Very good book that explains the rise and shapeshifting of Tucker Carlson, who emerged as one of the most important media figures on the right in the 2010s and 2020s. Carlson simultaneously was a chameleon who sought opportunities, wealth, and platforms in a variety of media outlets (CNN, the Weekly Standard, MSNBC, the Daily Caller, Fox, and finally podcasting), and you can trace the changes to these media through his rise, fall, and rise. But he is both an ideologue and an opportunist, and he always had a hard right element that dissented significantly from the more moderate version of conservatism that controlled the GOP in the late 20th and early 21st centuries. He kept quiet about his reservations on the Iraq War and immigration reform in the 2000s, for example, because his job was to play a mainstream Republican on TV.
When exactly did Tucker Carlson become crazy? One thing this book gets across is that he actually did some decent journalism and wasn't a total hack for his entire career. But the media ecosystem fed his worst tendencies, especially as it fragmented and it became more financially sustainable to narrowcast at certain audiences. He embraced a persona that was probably to the right of Trump and which emphasized, above all, that an elite "they" controlled every thing and was out to get you and destroy your culture (this being targeted at a mostly white male audience). He became an apologist for authoritarian regimes and for even worse right-wing extremists and a propagandist for conspiracies like birtherism and January 6 trutherism. At a certain point, marinating in your own propaganda for years makes you believe it, especially if you were already predisposed to extreme views and paranoia, and it seems like that's what happened to Carlson.

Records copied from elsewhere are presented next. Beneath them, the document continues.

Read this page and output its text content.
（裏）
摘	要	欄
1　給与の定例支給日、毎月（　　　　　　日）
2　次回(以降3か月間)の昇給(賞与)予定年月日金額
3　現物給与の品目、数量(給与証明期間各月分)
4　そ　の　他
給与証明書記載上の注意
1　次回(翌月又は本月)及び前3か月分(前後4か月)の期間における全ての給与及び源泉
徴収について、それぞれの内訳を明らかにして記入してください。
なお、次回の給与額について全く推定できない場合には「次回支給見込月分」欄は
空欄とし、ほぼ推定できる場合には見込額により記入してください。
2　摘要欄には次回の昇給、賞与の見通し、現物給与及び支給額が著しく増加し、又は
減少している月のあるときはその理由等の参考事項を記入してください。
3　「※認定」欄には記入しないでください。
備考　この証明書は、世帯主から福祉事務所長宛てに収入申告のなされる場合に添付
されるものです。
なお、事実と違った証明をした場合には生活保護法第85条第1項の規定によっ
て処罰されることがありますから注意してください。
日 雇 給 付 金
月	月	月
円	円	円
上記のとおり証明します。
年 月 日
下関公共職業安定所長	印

And yet, I still think there is something to the idea that he knows better. He formed the Daily Caller with the original intention to do actual news, although this fell apart quickly. He has repeatedly texted his disdain for Trump, including on January 6 and regarding the pandemic, and has even called him evil and demonic. ANd yet, it was too juicy to resist becoming Trump's favorite pundit and an inside player in the highest reaches of government, and Carlson frankly doesn't have the integrity to resist the crazy. He'll go down in history as one of hundreds of conservatives who will acknowledge Trump's destructiveness in group chats and then support and grift off of him in public. In a different environment with different incentives, I think you could see Carlson being a much more staid figure. But none of this, of course, justifies or excuses his descent into utter madness.
Anyways, this book is fairly short and very well done, and it's a compelling look not only at Carlson but the larger media landscape over the past 30 years.